Recipe from June issue of AGT
250 gms each of strawberries and rhubarb, roughly chopped
110 gms each of caster sugar and rapadura* sugar
160 gms butter, at room temperature
220 gms plain flour
40 gms hazelnut meal
1 tsp baking powder
1/2 tsp bicarbonate of soda
2 tsps each of ground cinnamon and ginger
165 mls buttermilk
For hazelnut topping:
80 gms rapadura* sugar
40 gms plain flour
40 gms hazelnuts, roughly chopped
20 gms butter, melted
*Use dark brown sugar if you can't find rapadura sugar.
Preheat the oven to 170C. Grease a 24cm round cake tin, and line with baking paper.

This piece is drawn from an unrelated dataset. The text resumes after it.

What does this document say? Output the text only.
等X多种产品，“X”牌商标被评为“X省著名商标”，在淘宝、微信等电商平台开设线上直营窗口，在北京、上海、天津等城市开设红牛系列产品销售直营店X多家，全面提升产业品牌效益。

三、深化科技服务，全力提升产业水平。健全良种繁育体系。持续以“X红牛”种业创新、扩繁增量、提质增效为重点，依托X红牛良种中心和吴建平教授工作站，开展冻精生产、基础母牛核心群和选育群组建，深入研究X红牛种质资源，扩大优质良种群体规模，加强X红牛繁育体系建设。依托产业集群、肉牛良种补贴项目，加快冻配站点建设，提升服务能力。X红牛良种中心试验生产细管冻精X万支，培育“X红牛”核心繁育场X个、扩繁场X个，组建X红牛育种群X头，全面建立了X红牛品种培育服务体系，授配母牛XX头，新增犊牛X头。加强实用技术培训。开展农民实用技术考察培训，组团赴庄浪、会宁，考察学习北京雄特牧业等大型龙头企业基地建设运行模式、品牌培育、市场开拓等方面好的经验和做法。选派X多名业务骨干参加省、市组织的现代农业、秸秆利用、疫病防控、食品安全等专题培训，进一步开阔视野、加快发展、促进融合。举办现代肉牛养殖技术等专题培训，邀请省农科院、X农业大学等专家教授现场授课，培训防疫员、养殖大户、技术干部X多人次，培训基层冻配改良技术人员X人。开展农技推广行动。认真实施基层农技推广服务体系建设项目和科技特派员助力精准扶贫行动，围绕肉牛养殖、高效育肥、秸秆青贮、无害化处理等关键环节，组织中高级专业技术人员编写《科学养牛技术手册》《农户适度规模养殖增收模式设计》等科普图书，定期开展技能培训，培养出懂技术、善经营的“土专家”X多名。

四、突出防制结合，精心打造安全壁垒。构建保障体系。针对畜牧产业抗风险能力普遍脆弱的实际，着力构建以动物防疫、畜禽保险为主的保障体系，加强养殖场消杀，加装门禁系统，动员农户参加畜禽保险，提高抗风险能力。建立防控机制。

For the crunchy hazelnut topping, combine ingredients in a small bowl. Freeze until required - this will stop the topping from melting into the cake during baking.
Combine rhubarb and strawberry in a bowl with 1 tbsp of each sugar and set aside.
Beat butter and remaining sugars in the bowl of an electric mixer for about 5 minutes, or until light and fluffy. Scrape down the sides of the bowl, then with motor running, add eggs one at a time, beating well after each addition. Stir in the dry ingredients followed by the buttermilk. Stir in one third of the rhubarb mixture, then spoon into prepared tin.
Scatter over remaining fruit mixture, followed by the frozen hazelnut topping. Bake for about 1 1/2 hours or until a skewer inserted withdraws clean. Cool cake in tin for 30 minutes before cooling on a wire rack.
This cake is delicious served warm from the oven, but surprisingly tasted better when cooled to room temperature so the rubbly topping is crunchy and sweet. With un-iced cakes, I am usually known to heat and add cream, crème fraiche and/or custard to any I possibly can, but I didn't need to with this wondrous thing! The hazelnut meal gives the cake a nice density, but by no means does it create a grainy texture like it can it larger quantities.
This cake is very resilient and although best eaten within a day or two, will easily last for a few days before the fruit starts to lose its colour. This. This is my favourite cake of the year.
Recommended baking soundtrack: Kurt Vile - Smoke Ring for My Halo.